For the transformation $w=\frac{1}{z}$, find the locus of $w$ when $z$ lies on the line with equation $y=2x+1$
I'm not quite sure how or where to start on this question. I know for instance that the locus of $z$ such that
$$|z-2| = |z+2-2i|$$
is the line $y=2x+1$. I'm not sure where I could go from here though
Thanks in advance
On
Suppose $z=x+iy$ then as $y=2x+1$ we have $w=\dfrac{1}{x +(2x+1)i}$
$\dfrac{1}{x +(2x+1)i}=\dfrac{x-(2x+1)i}{5 x^2+4 x+1}$
If $w=a+bi$ then we have $(a,b)=\left(\dfrac{x}{5 x^2+4 x+1},\dfrac{-2 x-1}{5 x^2+4 x+1}\right)$
So
$a=\dfrac{x}{5 x^2+4 x+1};\;b=\dfrac{-2 x-1}{5 x^2+4 x+1}$
$x=\dfrac{1-4a\pm\sqrt{-4 a^2-8 a+1}}{10 a}$
plugged in $b$ gives
$b=\dfrac{1}{2} \left(-1\pm\sqrt{1-4 a (a+2)}\right)$
$2b=-1\pm\sqrt{1-4 a (a+2)};\to (2b+1)^2=1-4 a (a+2)$
$a^2 + b^2+2a-b=0$
which is the equation of a circle. When $z$ varies on the blue line, $w$ varies on the orange circle
Hope it helps
remark
There are two points which are invariant
$\left(-\dfrac{4}{5}, -\dfrac{3}{5}\right),( 0,1)$
On
Let $\,z = x + i(2x + 1)=(1+2i)x + i \,\mid\, x \in \mathbb{R}\,$, then $\bar z = (1-2i)x - i\,$. Eliminating $\,x\,$ between the two gives the equation in complex numbers for the line $\,z\,$ lies on:
$$ (2+i)\,z \,+\, (2-i)\,\bar z + 2 \,=\, 0 $$
Dividing by $\,2z \bar z\,$ and substituting $\displaystyle\,\frac{1}{z}=w\,$:
$$ (1-i/2)\,w \,+\, (1+i/2)\,\bar w \,+\, w \,\bar w \color{red}{+(1+i/2)(1-i/2)-(1+i/2)(1-i/2)}\,=\, 0 \\[5px] \iff \quad (w+1+i/2)\,(\bar w + 1 - i/2) \,=\, |1+i/2|^2 \\[5px] \iff\quad \left|w+1+\frac{i}{2}\right|^2 = \frac{5}{4} $$
The latter is the equation of a circle of radius $\displaystyle\,\frac{\sqrt{5}}{2}\,$ centered at $\displaystyle\,-1-\frac{i}{2}\,$.
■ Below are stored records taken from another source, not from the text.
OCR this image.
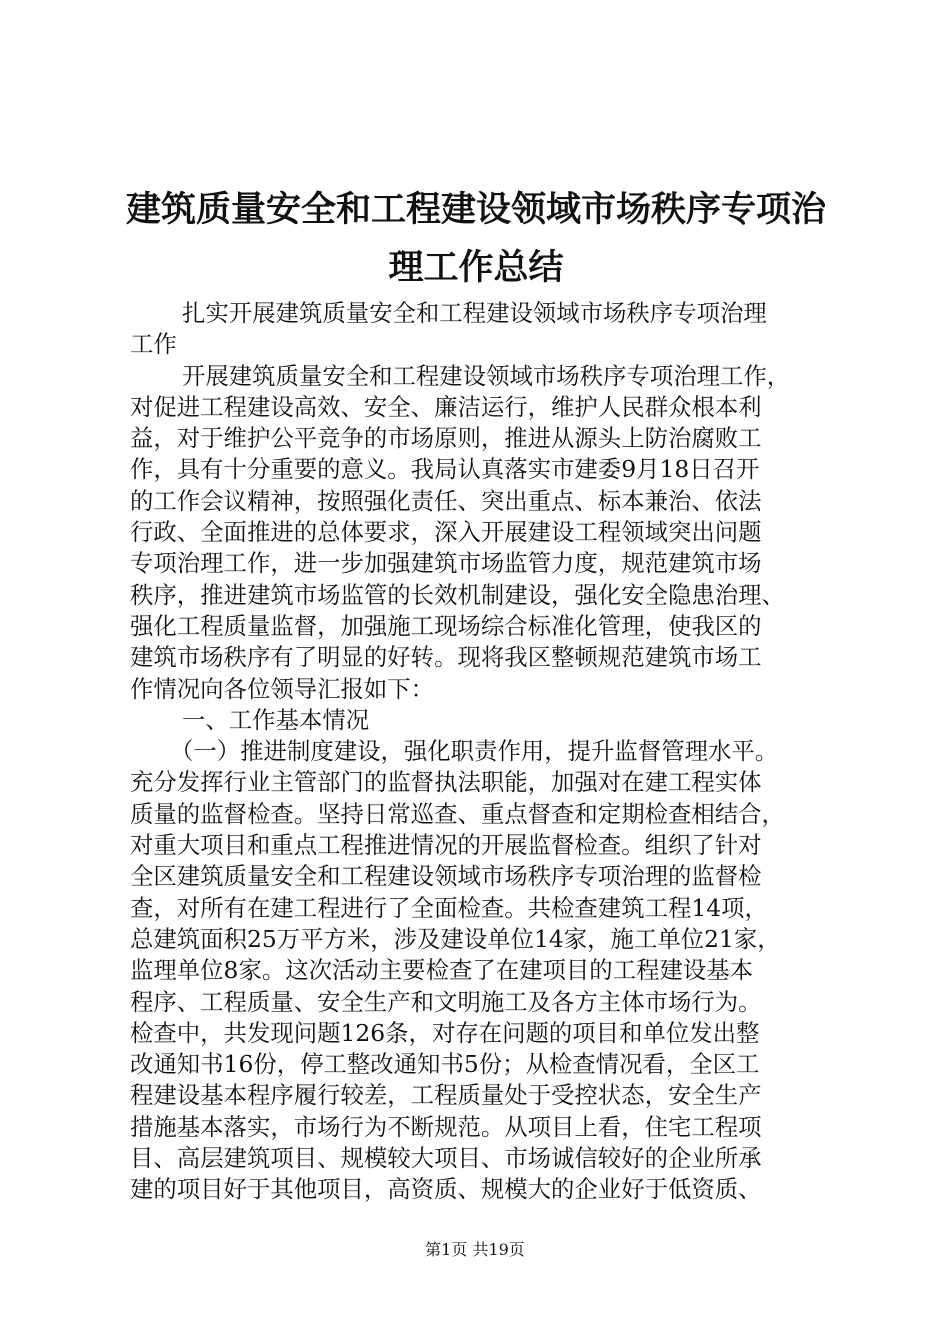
建筑质量安全和工程建设领域市场秩序专项治
理工作总结
扎实开展建筑质量安全和工程建设领域市场秩序专项治理
工作
开展建筑质量安全和工程建设领域市场秩序专项治理工作，
对促进工程建设高效、安全、廉洁运行，维护人民群众根本利
益，对于维护公平竞争的市场原则，推进从源头上防治腐败工
作，具有十分重要的意义。我局认真落实市建委9月18日召开
的工作会议精神，按照强化责任、突出重点、标本兼治、依法
行政、全面推进的总体要求，深入开展建设工程领域突出问题
专项治理工作，进一步加强建筑市场监管力度，规范建筑市场
秩序，推进建筑市场监管的长效机制建设，强化安全隐患治理、
强化工程质量监督，加强施工现场综合标准化管理，使我区的
建筑市场秩序有了明显的好转。现将我区整顿规范建筑市场工
作情况向各位领导汇报如下：
一、工作基本情况
（一）推进制度建设，强化职责作用，提升监督管理水平。
充分发挥行业主管部门的监督执法职能，加强对在建工程实体
质量的监督检查。坚持日常巡查、重点督查和定期检查相结合，
对重大项目和重点工程推进情况的开展监督检查。组织了针对
全区建筑质量安全和工程建设领域市场秩序专项治理的监督检
查，对所有在建工程进行了全面检查。共检查建筑工程14项，
总建筑面积25万平方米，涉及建设单位14家，施工单位21家，
监理单位8家。这次活动主要检查了在建项目的工程建设基本
程序、工程质量、安全生产和文明施工及各方主体市场行为。
检查中，共发现问题126条，对存在问题的项目和单位发出整
改通知书16份，停工整改通知书5份；从检查情况看，全区工
程建设基本程序履行较差，工程质量处于受控状态，安全生产
措施基本落实，市场行为不断规范。从项目上看，住宅工程项
目、高层建筑项目、规模较大项目、市场诚信较好的企业所承
建的项目好于其他项目，高资质、规模大的企业好于低资质、
第1页 共19页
If $z = t+i(2t+1)$ then $$ \frac{1}{z} = \frac{1}{t+i(2t+1)} = \frac{t-i(2t+1)}{5t^2+4t+1}. $$ So your locus is parametrized by $$ (u,v) = \left(\frac{t}{5t^2+4t+1},\frac{-2t-1}{5t^2+4t+1}\right) $$ where $w = u+iv$. Let's try to find an equation for the image of this parametrization. It looks like $$ u^2+v^2 = \frac{t^2+(-2t-1)^2}{(5t^2+4t+1)^2} = \frac{1}{5t^2+4t+1}, $$ and $$ 2u+v = \frac{-1}{5t^2+4t+1}. $$ So every point in the image of the parametrization satisfies $$ u^2+v^2+2u+v=0. $$ This can be rewritten as $(u+1)^2+(v+\frac{1}{2})^2=\frac{5}{4}$, a circle of radius $\sqrt{5}/2$.
The image of the parametrization isn't the whole circle; it's the whole circle minus one point. I will leave it to you to figure out which point is missing and why. (The point will be filled in if we let $t = \infty$, speaking informally.) (Which might be a bit of a hint for finding which point is missing, I guess.)